If you couldn’t tell, we are pretty big fans of superheroes around here. My favorites have been the characters with a strong moral compass, like Superman and Captain America, those who would be heroes with or without the cape or shield. But as a parent, I find that I identify with the Hulk on a personal level.
Nothing can show you how many buttons you’ve got and how quickly they can be pushed like having kids. At times it feels like someone is standing at the door of your sanity going ding-dong, ding-dong, ding-dong, ding-dong, ding-dong over and over til you lose your ever loving mind. You can feel it happening, that pent up rage you’ve been bottling up and pushing down with each successive annoyance and irritation. Repeating yourself, fighting siblings, whining about dinner, refusing to brush their teeth, yelling, crying, disobedience, disrespect. The bottle has a limit, it can only hold so much before the internal pressure explodes outward. The next thing you know, you’ve turned from the mild-mannered mom you were trying to be into an out of control, larger than life, hulk.

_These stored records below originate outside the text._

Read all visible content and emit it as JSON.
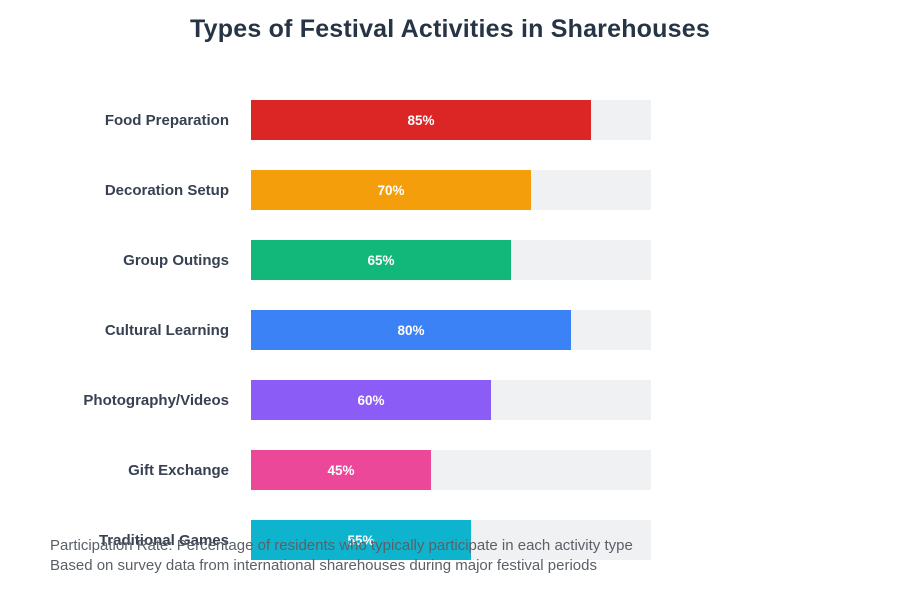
{
  "title": "Types of Festival Activities in Sharehouses",
  "chart_data": {
    "type": "bar",
    "orientation": "horizontal",
    "title": "Types of Festival Activities in Sharehouses",
    "categories": [
      "Food Preparation",
      "Decoration Setup",
      "Group Outings",
      "Cultural Learning",
      "Photography/Videos",
      "Gift Exchange",
      "Traditional Games"
    ],
    "values": [
      85,
      70,
      65,
      80,
      60,
      45,
      55
    ],
    "value_labels": [
      "85%",
      "70%",
      "65%",
      "80%",
      "60%",
      "45%",
      "55%"
    ],
    "bar_colors": [
      "#dc2626",
      "#f59e0b",
      "#12b879",
      "#3b82f6",
      "#8b5cf6",
      "#ec4899",
      "#0eb4cd"
    ],
    "xlim": [
      0,
      100
    ],
    "unit": "%",
    "grid": false,
    "legend": false
  },
  "theme": {
    "track_color": "#f0f1f3",
    "title_color": "#263445",
    "label_color": "#374151",
    "value_label_color": "#ffffff",
    "footer_color": "#5a6068",
    "background": "#ffffff"
  },
  "footer": {
    "line1": "Participation Rate: Percentage of residents who typically participate in each activity type",
    "line2": "Based on survey data from international sharehouses during major festival periods"
  }
}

“You’re making me angry, you won’t like me when I’m angry.” The implied words in my crazy eyes that the kids don’t seem to pick up.
We’ve all been there as parents, when your kids are heaping disrespect on you like they’ve got a shovel and their disobedience is willful and defiant. Those are the moments I feel justified in letting loose.
“I’m always angry,” Bruce admits in The Avengers as he transforms on demand into the Hulk. It’s there you see his real power. Not in the ability to wantonly smash, but in the ability to constantly hold the beast at bay. The longer I parent, the more I realize the extreme value and power in restraint. While the Hulk certainly is an entertaining picture, I receive the perfect image of it when I look to Christ.
He spoke the world into existence. His very mouth created matter from nothing, his breath gave life to a world that had known none. One day, it will be his voice that speaks forth and ends the tyranny of Satan and sin. Yet 2000 years ago, before the people who would kill him, he was silent. When he was mocked and humiliated, when it would take one utterance to end it all, he showed the power of restraint. Restraint in holding back the manifestation of his deity, of containing his all-powerful nature, and instead suffering and dying as a man. Dying for me, because he knew that even though he was blameless, I am not.
His restraint saved my life.
My restraint gives my children an earthly picture of that grace. When I inevitably fail, my apology gives my children an example of why the restraint Christ showed is vital to our everyday life.
I look forward to enjoying the Avengers one last time. But even more, I look forward to celebrating Easter and the gift I received because of Christ’s restraint, and the forgiveness it bought without limit and without end.
2 Comments
Harper
I bought our Endgame tickets a few days ago. It hit me that my son was 4 when the first Avengers movie came out, and now he’s a tween. Time flies and all that!
johnlaurenandfamily
It really does fly. We didn’t have any kids when the first Avengers came out and now we have 4. Our oldest, now 6, got us kicked out of one of the Captain America movies and now he’s watching some of them with us.